As for the future, Michaels pledged that the tradition will continue, although more sponsors are needed.
"These events will go on for many years," Michaels said.
A regional effort to keep peace
As thousands gather along Detroit's riverfront tonight to watch the Target Fireworks, law enforcement from agencies across metro Detroit will be on hand to keep the peace.
With Detroit's financial crisis and shrinking police force, the city has enlisted the Michigan State Police and nearby county sheriff's offices to help.
Mayor Dave Bing announced Friday that he is working on a regional plan to ensure celebrations like the fireworks festivities can continue. In recent weeks, the city's financial situation has put some of its annual events in jeopardy, including the fireworks and America's Thanksgiving Parade.
"I have every confidence that our plan and strategy to provide the necessary funding with the support of the private sector will work," Bing said in a statement. "We continue to hold meetings with my administration, business leaders, and potential sponsors to push forward my plan for regional support and participation."
The total cost for security and traffic control at the fireworks is about $700,000, Bing has estimated. The Detroit City Council has approved spending $172,000 for extra assistance.
Oakland County Undersheriff Mike McCabe said the Sheriff's Office is committing 50 deputies, 14 mounted deputies and between 10 and 30 reserves, who are volunteers.
Macomb County Sheriff Anthony Wickersham said his office will contribute 19 deputies and 20 reserve officers, including members of the mounted unit.
Wayne County Undersheriff Daniel Pfannes previously told the Free Press that his office will send reserve officers and mounted forces to assist.
In previous years, crimes have occurred at the fireworks, including a nonfatal shooting last year and a shooting in 2004 that injured eight people and killed one person.
Lt. Reneé Hall, commanding officer of tactical operations for Detroit police, said last year's attendees also experienced thefts and vehicle break-ins, some involving youths.
Police plan to monitor social networking sites to find out about potential problems before they occur.
Hall said Detroit police officers will work 12-hour shifts today to ensure the entire city, not just downtown, is properly patrolled.
"As a city, our primary goal is to take care of the citizens of our city first," Hall said.
Hall wouldn't say how many officers will be at the fireworks, but said between 35 and 40 mounted units will be there to help with crowd control. Often, when someone doesn't want to listen to an officer, she said, "They can't help but back up once that horse gets in front of them."
Visitors to the fireworks may notice a few changes this year.
Hall said some areas along the riverfront that were previously used by people to view the fireworks will be closed this year for public safety reasons.

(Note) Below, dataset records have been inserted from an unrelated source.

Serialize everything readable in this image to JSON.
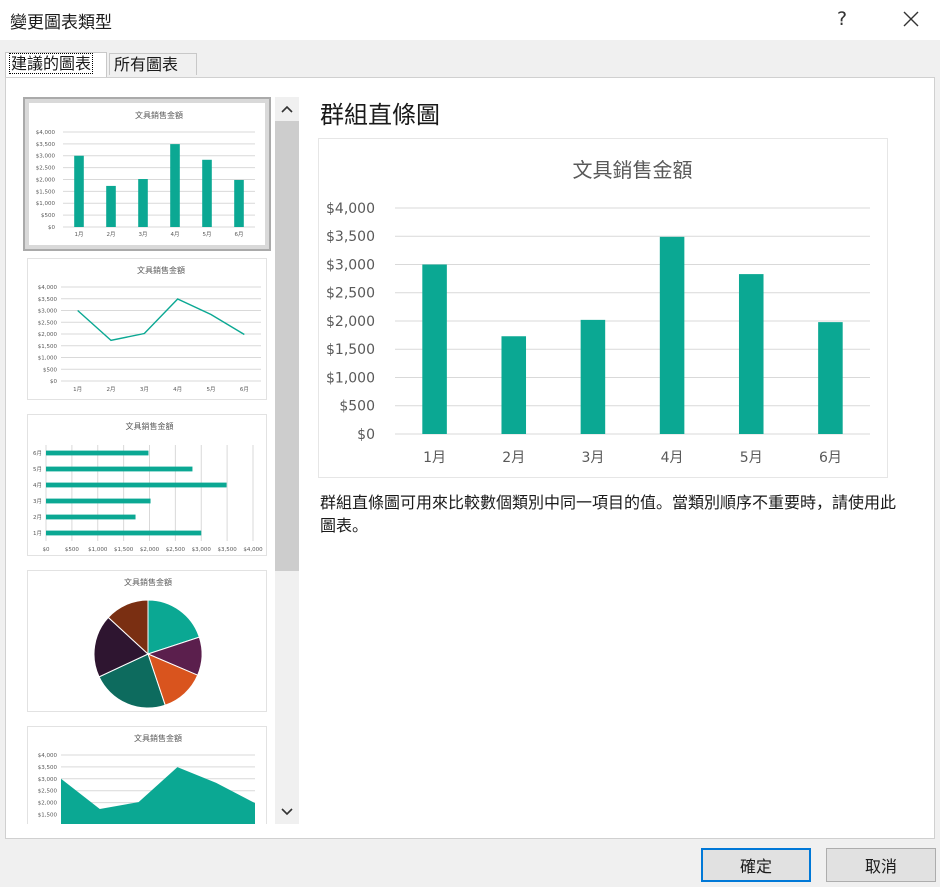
{
  "window": {
    "title": "變更圖表類型",
    "help_label": "?"
  },
  "tabs": [
    {
      "label": "建議的圖表",
      "active": true
    },
    {
      "label": "所有圖表",
      "active": false
    }
  ],
  "chart_data": [
    {
      "type": "bar",
      "title": "文具銷售金額",
      "categories": [
        "1月",
        "2月",
        "3月",
        "4月",
        "5月",
        "6月"
      ],
      "values": [
        3000,
        1730,
        2020,
        3490,
        2830,
        1980
      ],
      "ylim": [
        0,
        4000
      ],
      "yticks": [
        "$0",
        "$500",
        "$1,000",
        "$1,500",
        "$2,000",
        "$2,500",
        "$3,000",
        "$3,500",
        "$4,000"
      ],
      "grid": true,
      "color": "#0ba893"
    },
    {
      "type": "line",
      "title": "文具銷售金額",
      "categories": [
        "1月",
        "2月",
        "3月",
        "4月",
        "5月",
        "6月"
      ],
      "values": [
        3000,
        1730,
        2020,
        3490,
        2830,
        1980
      ],
      "ylim": [
        0,
        4000
      ],
      "yticks": [
        "$0",
        "$500",
        "$1,000",
        "$1,500",
        "$2,000",
        "$2,500",
        "$3,000",
        "$3,500",
        "$4,000"
      ],
      "color": "#0ba893"
    },
    {
      "type": "bar",
      "orientation": "horizontal",
      "title": "文具銷售金額",
      "categories": [
        "1月",
        "2月",
        "3月",
        "4月",
        "5月",
        "6月"
      ],
      "values": [
        3000,
        1730,
        2020,
        3490,
        2830,
        1980
      ],
      "xlim": [
        0,
        4000
      ],
      "xticks": [
        "$0",
        "$500",
        "$1,000",
        "$1,500",
        "$2,000",
        "$2,500",
        "$3,000",
        "$3,500",
        "$4,000"
      ],
      "color": "#0ba893"
    },
    {
      "type": "pie",
      "title": "文具銷售金額",
      "categories": [
        "1月",
        "2月",
        "3月",
        "4月",
        "5月",
        "6月"
      ],
      "values": [
        3000,
        1730,
        2020,
        3490,
        2830,
        1980
      ],
      "colors": [
        "#0ba893",
        "#5b1f4d",
        "#d9541e",
        "#0d6b5e",
        "#2e1530",
        "#7a2f12"
      ]
    },
    {
      "type": "area",
      "title": "文具銷售金額",
      "categories": [
        "1月",
        "2月",
        "3月",
        "4月",
        "5月",
        "6月"
      ],
      "values": [
        3000,
        1730,
        2020,
        3490,
        2830,
        1980
      ],
      "yticks": [
        "$4,000",
        "$3,500",
        "$3,000",
        "$2,500",
        "$2,000",
        "$1,500"
      ],
      "color": "#0ba893"
    }
  ],
  "preview": {
    "title": "群組直條圖",
    "description": "群組直條圖可用來比較數個類別中同一項目的值。當類別順序不重要時，請使用此圖表。"
  },
  "buttons": {
    "ok": "確定",
    "cancel": "取消"
  }
}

A citywide curfew also will be in effect. Hall said children and teens ages 17 and under must be accompanied by a parent or legal guardian from 6 p.m. Monday to 6 a.m. Tuesday. Hall said adults will have to show proof they are the parent or legal guardian of anyone 17 and under.
Hall said usually only a few troublemakers cause problems.
"We have some of the best viewing public for these events," Hall said. "We typically have very, very few problems."